The very same.
I think this isn’t quite right. The Obama/Biden admin likes the gayness but doesn’t like the power. The Trump admin likes the power but doesn’t like the gayness (quite as much, at least, in quite the same way). As Pastor Tim points out, the level of the shrieking could tell you that these are not the same thing.
Well, different times are different. In Carter’s era, Russia was governed by a totalizing, globalist ideology. Now which of the adversaries does “totalizing, globalist ideology” sound like?
Russia is basically destined to be a regional hegemon. Countries that live on her doorstep should seek to have decent relations with her. The only time in the last 300 or so years that Russia has not been a global hegemon is the period from about 1990-2010 when America kicked her repeatedly while she was down. (How did a policy of pure sticks and no carrots work out, in retrospect?) These memories are quite fresh in Russia. So perhaps Russia isn’t the only untrustworthy adversary in the game.
I agree that there is some overlap between Trump’s Russia policy and Obama’s first and second term Russia policy. But there is one key difference: Strength. I think President Trump is likely correct that the Ukraine war would not have occurred on his watch. If it had, I think it’s likely that his early response would have been a lot like the Biden Admin’s: Arm the Ukrainians. The difference would have been that Trump would have done so with an eye to a negotiated settlement with as good a deal as the Ukrainians could have hoped for. Remember that there are credible reports that Russia and Ukraine were close to some sort of deal in the Spring of ‘22 that were scuttled by Boris Johnson, apparently at the behest of the Biden Admin.
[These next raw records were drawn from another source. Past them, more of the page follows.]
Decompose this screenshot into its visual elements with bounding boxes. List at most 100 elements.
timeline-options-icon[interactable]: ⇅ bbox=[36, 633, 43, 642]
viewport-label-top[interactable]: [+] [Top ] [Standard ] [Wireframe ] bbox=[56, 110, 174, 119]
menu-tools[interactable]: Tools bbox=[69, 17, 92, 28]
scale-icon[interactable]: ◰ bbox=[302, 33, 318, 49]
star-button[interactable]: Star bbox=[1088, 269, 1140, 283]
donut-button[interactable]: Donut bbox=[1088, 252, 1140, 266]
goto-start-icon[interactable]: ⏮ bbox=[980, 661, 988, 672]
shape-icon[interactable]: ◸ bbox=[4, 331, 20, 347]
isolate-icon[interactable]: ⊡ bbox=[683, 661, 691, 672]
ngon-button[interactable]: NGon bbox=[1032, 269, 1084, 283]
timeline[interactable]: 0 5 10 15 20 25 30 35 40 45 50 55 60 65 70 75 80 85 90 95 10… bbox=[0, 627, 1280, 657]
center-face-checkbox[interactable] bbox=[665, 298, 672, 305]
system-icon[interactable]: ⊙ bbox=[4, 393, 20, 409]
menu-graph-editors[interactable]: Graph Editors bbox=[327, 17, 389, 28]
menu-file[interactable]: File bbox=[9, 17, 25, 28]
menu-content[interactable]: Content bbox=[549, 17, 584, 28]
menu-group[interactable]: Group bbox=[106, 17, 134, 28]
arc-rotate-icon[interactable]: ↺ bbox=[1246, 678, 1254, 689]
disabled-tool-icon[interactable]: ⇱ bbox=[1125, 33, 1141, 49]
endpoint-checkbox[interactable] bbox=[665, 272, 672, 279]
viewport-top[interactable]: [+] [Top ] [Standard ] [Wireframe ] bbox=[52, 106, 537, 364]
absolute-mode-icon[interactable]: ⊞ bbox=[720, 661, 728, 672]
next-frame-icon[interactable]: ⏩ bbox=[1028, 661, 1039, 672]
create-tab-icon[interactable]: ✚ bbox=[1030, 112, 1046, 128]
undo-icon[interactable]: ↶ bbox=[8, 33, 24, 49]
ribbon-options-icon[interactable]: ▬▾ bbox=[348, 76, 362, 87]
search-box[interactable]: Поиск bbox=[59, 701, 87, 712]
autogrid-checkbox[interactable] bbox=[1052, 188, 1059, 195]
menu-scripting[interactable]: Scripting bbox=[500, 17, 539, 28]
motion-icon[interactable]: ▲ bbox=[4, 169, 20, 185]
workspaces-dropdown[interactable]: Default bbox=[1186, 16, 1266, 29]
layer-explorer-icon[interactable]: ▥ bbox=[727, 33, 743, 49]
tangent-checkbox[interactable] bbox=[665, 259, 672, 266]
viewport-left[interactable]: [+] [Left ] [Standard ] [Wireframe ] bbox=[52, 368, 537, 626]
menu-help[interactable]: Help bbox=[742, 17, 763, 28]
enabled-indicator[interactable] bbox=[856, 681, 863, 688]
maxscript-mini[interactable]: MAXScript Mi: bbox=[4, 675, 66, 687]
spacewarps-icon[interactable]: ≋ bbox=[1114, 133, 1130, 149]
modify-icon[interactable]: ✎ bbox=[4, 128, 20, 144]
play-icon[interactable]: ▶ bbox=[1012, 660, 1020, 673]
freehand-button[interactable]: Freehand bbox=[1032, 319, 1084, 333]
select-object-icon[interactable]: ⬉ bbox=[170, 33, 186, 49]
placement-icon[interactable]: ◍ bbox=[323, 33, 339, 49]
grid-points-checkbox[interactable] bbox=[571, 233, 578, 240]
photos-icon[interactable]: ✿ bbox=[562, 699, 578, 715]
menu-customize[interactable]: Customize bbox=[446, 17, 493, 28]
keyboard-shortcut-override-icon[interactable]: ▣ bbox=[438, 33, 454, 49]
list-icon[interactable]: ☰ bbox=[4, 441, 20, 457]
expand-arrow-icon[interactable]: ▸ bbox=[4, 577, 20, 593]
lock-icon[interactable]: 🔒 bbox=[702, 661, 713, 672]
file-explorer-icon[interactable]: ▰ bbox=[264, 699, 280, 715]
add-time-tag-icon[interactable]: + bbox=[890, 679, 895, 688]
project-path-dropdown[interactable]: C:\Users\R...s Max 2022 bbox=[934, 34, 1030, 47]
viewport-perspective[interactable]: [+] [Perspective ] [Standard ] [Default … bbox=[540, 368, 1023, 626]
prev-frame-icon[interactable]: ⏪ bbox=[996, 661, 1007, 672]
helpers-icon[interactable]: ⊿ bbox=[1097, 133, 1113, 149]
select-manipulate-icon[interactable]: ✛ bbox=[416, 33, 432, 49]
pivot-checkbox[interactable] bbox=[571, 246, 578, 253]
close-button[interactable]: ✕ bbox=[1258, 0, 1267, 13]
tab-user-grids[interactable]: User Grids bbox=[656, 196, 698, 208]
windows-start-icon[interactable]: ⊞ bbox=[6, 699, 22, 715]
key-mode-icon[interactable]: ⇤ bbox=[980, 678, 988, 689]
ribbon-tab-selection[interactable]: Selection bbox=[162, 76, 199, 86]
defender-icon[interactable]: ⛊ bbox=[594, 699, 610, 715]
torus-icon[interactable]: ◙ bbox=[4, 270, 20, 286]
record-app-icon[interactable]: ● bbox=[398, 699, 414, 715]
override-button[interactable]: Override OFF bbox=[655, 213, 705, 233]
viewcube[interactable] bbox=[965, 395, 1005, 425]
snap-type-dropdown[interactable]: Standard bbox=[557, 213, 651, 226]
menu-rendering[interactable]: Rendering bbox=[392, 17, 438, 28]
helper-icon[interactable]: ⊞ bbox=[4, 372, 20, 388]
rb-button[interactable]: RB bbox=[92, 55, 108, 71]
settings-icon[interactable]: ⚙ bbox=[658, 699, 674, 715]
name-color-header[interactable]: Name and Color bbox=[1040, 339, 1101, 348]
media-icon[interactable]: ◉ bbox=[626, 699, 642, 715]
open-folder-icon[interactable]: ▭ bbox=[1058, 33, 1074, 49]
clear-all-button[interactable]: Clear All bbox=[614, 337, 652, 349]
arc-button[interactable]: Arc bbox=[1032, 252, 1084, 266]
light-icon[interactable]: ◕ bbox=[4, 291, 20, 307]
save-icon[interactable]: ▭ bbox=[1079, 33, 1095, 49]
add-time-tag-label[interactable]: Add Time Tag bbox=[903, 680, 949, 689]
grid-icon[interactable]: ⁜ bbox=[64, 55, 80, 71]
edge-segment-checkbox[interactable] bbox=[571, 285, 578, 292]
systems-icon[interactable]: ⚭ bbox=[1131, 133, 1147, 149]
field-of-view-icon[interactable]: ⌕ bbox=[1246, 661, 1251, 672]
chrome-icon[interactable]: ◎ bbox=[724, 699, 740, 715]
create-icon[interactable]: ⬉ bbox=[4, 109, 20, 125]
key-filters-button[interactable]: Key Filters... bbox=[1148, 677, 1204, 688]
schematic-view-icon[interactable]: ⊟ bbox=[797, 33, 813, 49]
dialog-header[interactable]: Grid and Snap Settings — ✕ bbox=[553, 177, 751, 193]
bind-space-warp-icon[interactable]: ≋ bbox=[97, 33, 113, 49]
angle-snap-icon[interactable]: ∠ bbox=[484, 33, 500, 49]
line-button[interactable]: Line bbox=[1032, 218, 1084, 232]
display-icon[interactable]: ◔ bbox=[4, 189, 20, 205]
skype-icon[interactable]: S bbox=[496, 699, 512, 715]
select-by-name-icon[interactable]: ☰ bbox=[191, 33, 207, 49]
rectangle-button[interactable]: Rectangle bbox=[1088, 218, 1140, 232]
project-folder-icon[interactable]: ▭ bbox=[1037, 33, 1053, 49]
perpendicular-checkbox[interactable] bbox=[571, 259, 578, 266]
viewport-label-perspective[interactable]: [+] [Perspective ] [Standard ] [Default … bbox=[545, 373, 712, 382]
This may depend on which war you’re referring to when you say “postwar.” The post-WWII order explicitly included regional hegemony—FDR and Churchill explicitly recognized a sphere of influence for the USSR in Eastern Europe. If you were Poland, that original causus belli? Sorry, not sorry.
And note the composition of the UN Security Council. It’s not just the USA.
The post-Cold War order was always bound to be unstable. We put Russia on her back foot for a couple of decades, but a continental empire like Russia was always going to regress to the mean at some point.
Imagine if the USA had lost the Cold War and the USSR had treated us like this. Maybe Mexico would have snuck into the Warsaw Pact, but we surely weren’t going to just sit there and let Canada join—or maybe a closer analogy, Texas!
Well, perhaps. Both Russia and China seem to have a lot of internal problems that would seem to me pose some limitations on their ambitions. Even the USSR was much weaker than it seemed for most of its post-WWII period.
But while the Uniparty has been fiddling in Ukraine, China has been building influence globally, including well within Monroe Doctrine places like Panama, Greenland and Canada. These seem like much more extreme threats to me personally than which Eastern European kleptocrat governs the Donbas. Squeezing on the balloon in the Donbas seems to have made it swell in other places much closer to where my children live.
Obviously enabling China’s rise over the last 30 years was an own goal from our leaders, but that can’t be undone at this point, only dealt with.